Campaigners lobby Newark MP in bid to protect Nottinghamshire from fracking The Nottingham Post reports members of Frack Free Nottinghamshire protested outside the office of Robert Jenrick, a member of the committee scrutinising the Infrastructure Bill. Nigel Lee, of FFN, said “”This bill will give the Government the power to allow fracking companies to drill under people’s homes without their permission and take out whatever substances they find underneath.

2nd January 2015

Is Prince William secretly opposed to fracking? The Sebastian Shakespeare column in MailOnline describes an awkward silence when Simon Toole, head of oil and gas licensing at DECC, collected his CBE from Prince William and said his work involved fracking.

Robert Jenrick urged to make clear his stance on fracking The Newark Advertiser reports Frack Free Notts is asking the Newark MP, Robert Jenrick, a member of the committee looking at the Infrastructure Bill, to make clear his stance on fracking.
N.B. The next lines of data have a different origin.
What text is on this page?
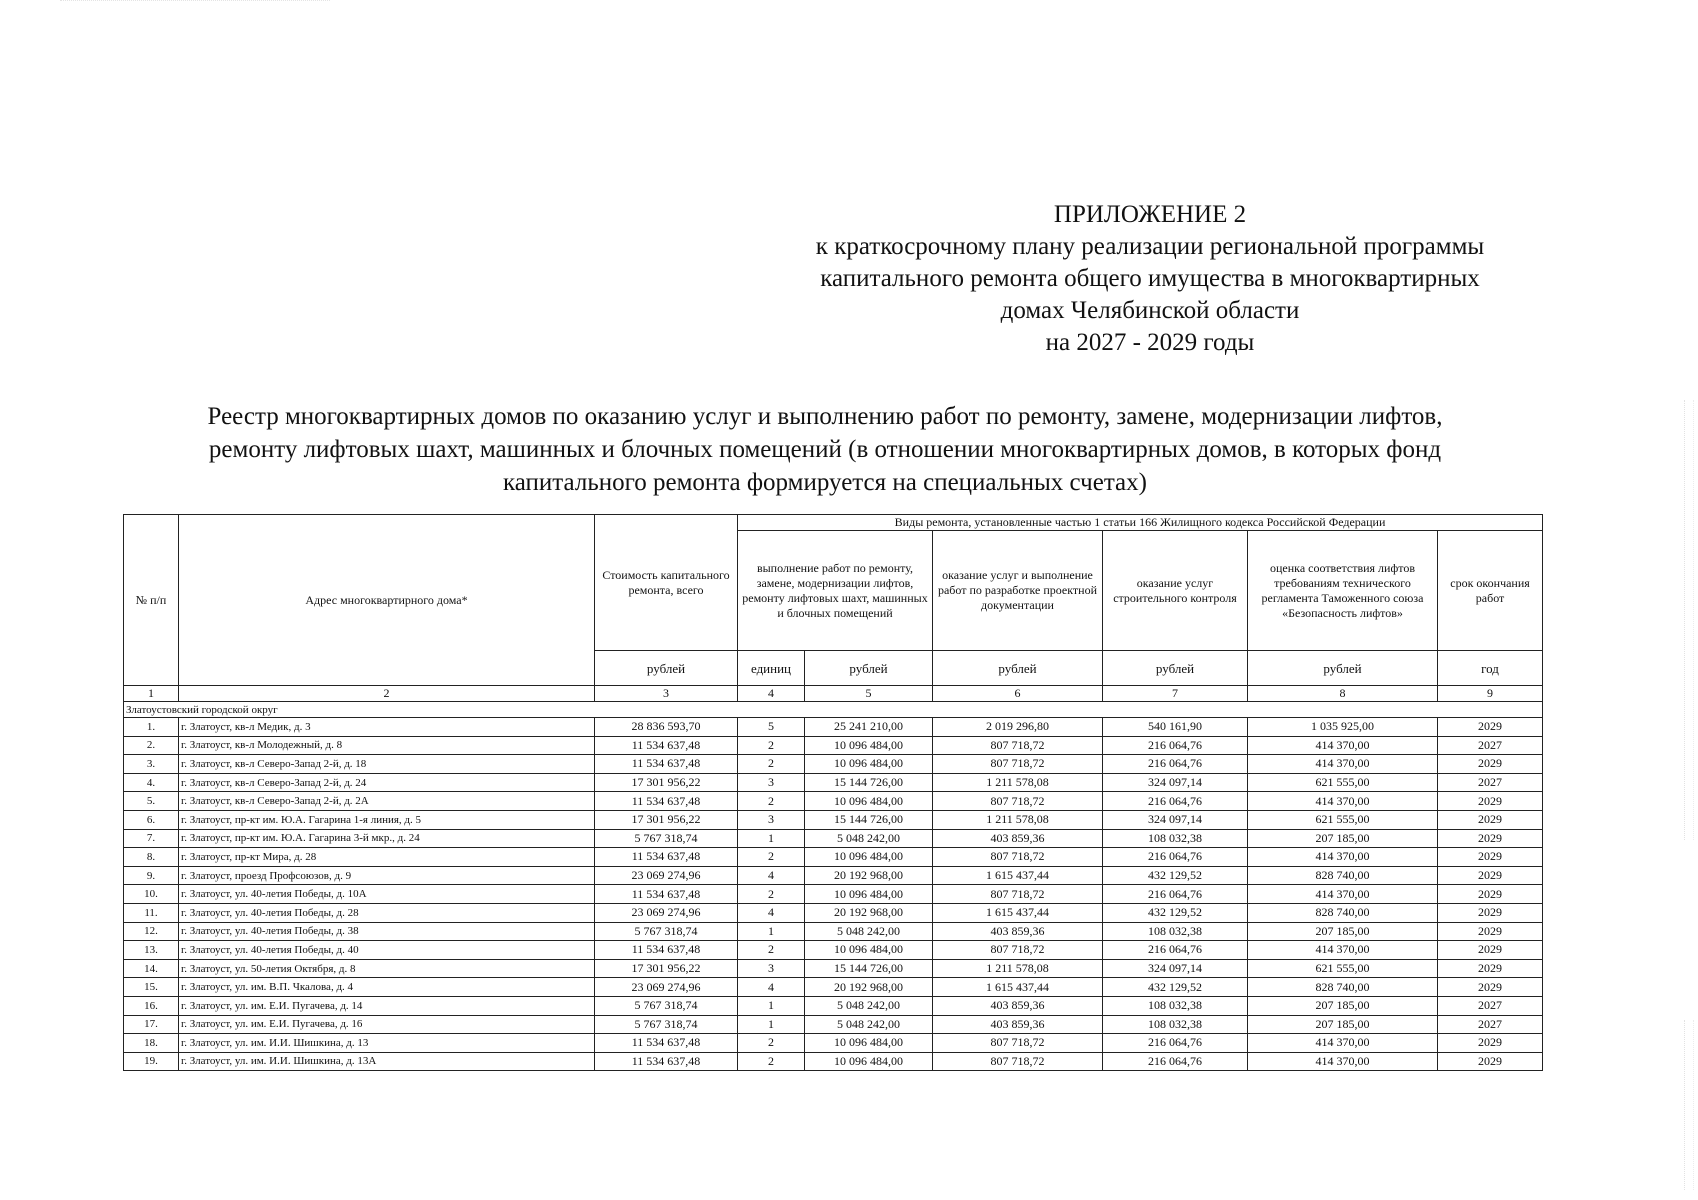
ПРИЛОЖЕНИЕ 2
к краткосрочному плану реализации региональной программы
капитального ремонта общего имущества в многоквартирных
домах Челябинской области
на 2027 - 2029 годы
Реестр многоквартирных домов по оказанию услуг и выполнению работ по ремонту, замене, модернизации лифтов,
ремонту лифтовых шахт, машинных и блочных помещений (в отношении многоквартирных домов, в которых фонд
капитального ремонта формируется на специальных счетах)
№ п/п	Адрес многоквартирного дома*	Стоимость капитального ремонта, всего	Виды ремонта, установленные частью 1 статьи 166 Жилищного кодекса Российской Федерации					
			выполнение работ по ремонту, замене, модернизации лифтов, ремонту лифтовых шахт, машинных и блочных помещений		оказание услуг и выполнение работ по разработке проектной документации	оказание услуг строительного контроля	оценка соответствия лифтов требованиям технического регламента Таможенного союза «Безопасность лифтов»	срок окончания работ
		рублей	единиц	рублей	рублей	рублей	рублей	год
1	2	3	4	5	6	7	8	9
Златоустовский городской округ								
1.	г. Златоуст, кв-л Медик, д. 3	28 836 593,70	5	25 241 210,00	2 019 296,80	540 161,90	1 035 925,00	2029
2.	г. Златоуст, кв-л Молодежный, д. 8	11 534 637,48	2	10 096 484,00	807 718,72	216 064,76	414 370,00	2027
3.	г. Златоуст, кв-л Северо-Запад 2-й, д. 18	11 534 637,48	2	10 096 484,00	807 718,72	216 064,76	414 370,00	2029
4.	г. Златоуст, кв-л Северо-Запад 2-й, д. 24	17 301 956,22	3	15 144 726,00	1 211 578,08	324 097,14	621 555,00	2027
5.	г. Златоуст, кв-л Северо-Запад 2-й, д. 2А	11 534 637,48	2	10 096 484,00	807 718,72	216 064,76	414 370,00	2029
6.	г. Златоуст, пр-кт им. Ю.А. Гагарина 1-я линия, д. 5	17 301 956,22	3	15 144 726,00	1 211 578,08	324 097,14	621 555,00	2029
7.	г. Златоуст, пр-кт им. Ю.А. Гагарина 3-й мкр., д. 24	5 767 318,74	1	5 048 242,00	403 859,36	108 032,38	207 185,00	2029
8.	г. Златоуст, пр-кт Мира, д. 28	11 534 637,48	2	10 096 484,00	807 718,72	216 064,76	414 370,00	2029
9.	г. Златоуст, проезд Профсоюзов, д. 9	23 069 274,96	4	20 192 968,00	1 615 437,44	432 129,52	828 740,00	2029
10.	г. Златоуст, ул. 40-летия Победы, д. 10А	11 534 637,48	2	10 096 484,00	807 718,72	216 064,76	414 370,00	2029
11.	г. Златоуст, ул. 40-летия Победы, д. 28	23 069 274,96	4	20 192 968,00	1 615 437,44	432 129,52	828 740,00	2029
12.	г. Златоуст, ул. 40-летия Победы, д. 38	5 767 318,74	1	5 048 242,00	403 859,36	108 032,38	207 185,00	2029
13.	г. Златоуст, ул. 40-летия Победы, д. 40	11 534 637,48	2	10 096 484,00	807 718,72	216 064,76	414 370,00	2029
14.	г. Златоуст, ул. 50-летия Октября, д. 8	17 301 956,22	3	15 144 726,00	1 211 578,08	324 097,14	621 555,00	2029
15.	г. Златоуст, ул. им. В.П. Чкалова, д. 4	23 069 274,96	4	20 192 968,00	1 615 437,44	432 129,52	828 740,00	2029
16.	г. Златоуст, ул. им. Е.И. Пугачева, д. 14	5 767 318,74	1	5 048 242,00	403 859,36	108 032,38	207 185,00	2027
17.	г. Златоуст, ул. им. Е.И. Пугачева, д. 16	5 767 318,74	1	5 048 242,00	403 859,36	108 032,38	207 185,00	2027
18.	г. Златоуст, ул. им. И.И. Шишкина, д. 13	11 534 637,48	2	10 096 484,00	807 718,72	216 064,76	414 370,00	2029
19.	г. Златоуст, ул. им. И.И. Шишкина, д. 13А	11 534 637,48	2	10 096 484,00	807 718,72	216 064,76	414 370,00	2029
Mr Jenrick said he supports fracking because it involves a natural resource and could create jobs. But he added: “As a member of the committee, it is my job to reassure people who are worried about fracking and to put those views forward in the committee meetings.”

Planning is an enduring concern, says MP Nick Herbert In an opinion piece in the West Sussex County Times, the Arundel and South Downs MP Nick Herbert says drilling must be carefully regulated and in appropriate locations. He opposed Celtique Energie’s application to drill near Wisborough Green in his constituency.

Fracking in the UK: what to expect in 2015 Richard Heasman, writing in the Ecologist, says falls in oil and gas prices could mean the UK fracking industry never gets off the ground, despite government support for shale. The article points to increasing community opposition to fracking proposals, as well as some moves to disinvest in fossil fuels.

January 1st 2015

Ryedale police prepare to tackle anti-fracking protesters The Gazette Herald reports North Yorkshire Police has been planning for the arrival of campaigners following the announcement by Third Energy that it is applying for permission to frack at Kirby Misperton. Inspector Andy Everitt tells the paper he will be meeting colleagues in Humberside Police who are responsible for patrolling Rathlin’s Crawberry Hill drilling site. “It is the intention of North Yorkshire Police to allow people to express their views on this issue and we will of course uphold the rights of all persons to protest provided they remain inside the law”, he said.

Leitrim protesters say fracking could damage tourism The BBC reports from County Leitrim on local reaction to the prospect of fracking in Ireland.